The trial court concluded:
“The evidence presented is clear and convincing that the real estate broker involved misrepresented and failed to disclose material facts, and the defendants were entitled to rescind the agreement, if there was one.”
Plaintiff contends that there is a genuine issue of material fact as to whether defendants reasonably relied on any misrepresentations by the broker. We agree. See Soursby v. Hawkins, 307 Or 79, 763 P2d 725 (1988). We also conclude that there was no other issue on which summary judgment could properly have been based.

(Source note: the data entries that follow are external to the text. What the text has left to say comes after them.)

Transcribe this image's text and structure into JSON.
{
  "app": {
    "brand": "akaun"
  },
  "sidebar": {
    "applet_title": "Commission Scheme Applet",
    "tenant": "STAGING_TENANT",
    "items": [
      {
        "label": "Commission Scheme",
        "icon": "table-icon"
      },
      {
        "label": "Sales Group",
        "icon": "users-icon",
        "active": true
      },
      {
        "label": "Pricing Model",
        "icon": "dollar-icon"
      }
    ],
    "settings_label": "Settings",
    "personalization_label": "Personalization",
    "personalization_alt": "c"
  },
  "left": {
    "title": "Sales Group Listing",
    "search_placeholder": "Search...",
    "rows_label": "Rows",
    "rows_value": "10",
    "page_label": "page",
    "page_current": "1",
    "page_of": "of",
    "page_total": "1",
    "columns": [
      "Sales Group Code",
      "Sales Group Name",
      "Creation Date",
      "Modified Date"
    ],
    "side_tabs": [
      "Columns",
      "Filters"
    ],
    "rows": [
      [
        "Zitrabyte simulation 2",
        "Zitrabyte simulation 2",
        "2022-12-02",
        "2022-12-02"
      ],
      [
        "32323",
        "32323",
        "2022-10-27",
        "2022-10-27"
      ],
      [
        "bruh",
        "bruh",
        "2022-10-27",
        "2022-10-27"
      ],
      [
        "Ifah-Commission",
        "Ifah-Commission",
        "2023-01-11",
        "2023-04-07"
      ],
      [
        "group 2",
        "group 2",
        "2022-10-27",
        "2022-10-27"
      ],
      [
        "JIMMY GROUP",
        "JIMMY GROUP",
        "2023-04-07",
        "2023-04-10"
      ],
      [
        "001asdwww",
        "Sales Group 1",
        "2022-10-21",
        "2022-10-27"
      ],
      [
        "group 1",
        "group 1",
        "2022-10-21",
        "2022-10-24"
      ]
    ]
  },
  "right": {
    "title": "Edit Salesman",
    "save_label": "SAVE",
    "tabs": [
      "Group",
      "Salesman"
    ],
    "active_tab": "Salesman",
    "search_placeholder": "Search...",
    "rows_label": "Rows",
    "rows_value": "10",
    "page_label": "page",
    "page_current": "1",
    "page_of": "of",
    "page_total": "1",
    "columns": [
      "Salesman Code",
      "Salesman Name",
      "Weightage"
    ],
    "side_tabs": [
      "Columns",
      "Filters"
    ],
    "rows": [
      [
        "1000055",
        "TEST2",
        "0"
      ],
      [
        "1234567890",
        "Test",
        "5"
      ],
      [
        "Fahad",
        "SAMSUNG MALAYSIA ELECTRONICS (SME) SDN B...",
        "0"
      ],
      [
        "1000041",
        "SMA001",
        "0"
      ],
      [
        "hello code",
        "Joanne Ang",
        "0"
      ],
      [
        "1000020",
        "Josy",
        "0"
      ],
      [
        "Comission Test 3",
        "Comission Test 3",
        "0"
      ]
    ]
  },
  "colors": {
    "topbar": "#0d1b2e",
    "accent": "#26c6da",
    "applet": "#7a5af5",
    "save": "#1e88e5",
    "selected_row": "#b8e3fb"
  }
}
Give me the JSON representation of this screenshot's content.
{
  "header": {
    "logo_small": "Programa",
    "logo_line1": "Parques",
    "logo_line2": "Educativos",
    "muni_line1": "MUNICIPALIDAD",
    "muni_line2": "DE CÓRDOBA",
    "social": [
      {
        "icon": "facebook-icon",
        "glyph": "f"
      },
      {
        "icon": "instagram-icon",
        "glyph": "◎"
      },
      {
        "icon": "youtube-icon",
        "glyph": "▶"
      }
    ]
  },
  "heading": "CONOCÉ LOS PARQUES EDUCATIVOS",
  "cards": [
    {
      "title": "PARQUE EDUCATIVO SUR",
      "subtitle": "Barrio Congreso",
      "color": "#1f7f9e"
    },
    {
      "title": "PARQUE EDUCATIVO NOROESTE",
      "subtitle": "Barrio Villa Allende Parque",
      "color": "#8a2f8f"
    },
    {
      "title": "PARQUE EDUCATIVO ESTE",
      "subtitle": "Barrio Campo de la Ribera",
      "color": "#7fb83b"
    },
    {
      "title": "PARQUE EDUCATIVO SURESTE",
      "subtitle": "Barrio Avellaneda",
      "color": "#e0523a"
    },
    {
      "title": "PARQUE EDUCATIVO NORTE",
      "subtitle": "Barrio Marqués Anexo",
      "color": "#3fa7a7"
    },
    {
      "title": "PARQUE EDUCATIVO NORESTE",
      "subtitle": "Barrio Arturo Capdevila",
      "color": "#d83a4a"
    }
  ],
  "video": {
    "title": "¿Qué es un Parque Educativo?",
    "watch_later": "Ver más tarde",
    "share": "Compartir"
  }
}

The parties disagree about whether other questions of fact exist, e.g., whether the broker was plaintiffs agent. Because this case entails two interdependent alternative claims and claimed defenses to them, our decision that a question of fact exists makes it unnecessary for us to decide whether there are others as well. Because we reverse and remand the judgment, the parties are not limited by their showings in the summary judgment proceeding; they may produce evidence on all factual questions, including any that might have been proper subjects for summary judgment at the time of the proceedings on the motions.1
Both parties state in their briefs that the facts are undisputed. However, there is little else about which they *191agree. Both their arguments here and their presentations in the trial court display very disparate understandings of the facts and of the inferences that can be drawn from them. Parties to a lawsuit may not place it in a posture for summary judgment by characterizing the facts as being undisputed. Rather, the moving party must show by the evidence that there is no controverted material factual question. ORCP 47C; Hanneman v. Jones, 45 Or App 1005, 1009, 609 P2d 912 (1980).
Reversed and remanded.

 We do not imply that the same is true when a partial summary judgment has been allowed, and we do not decide whether the principle applies when wholly independent claims are involved.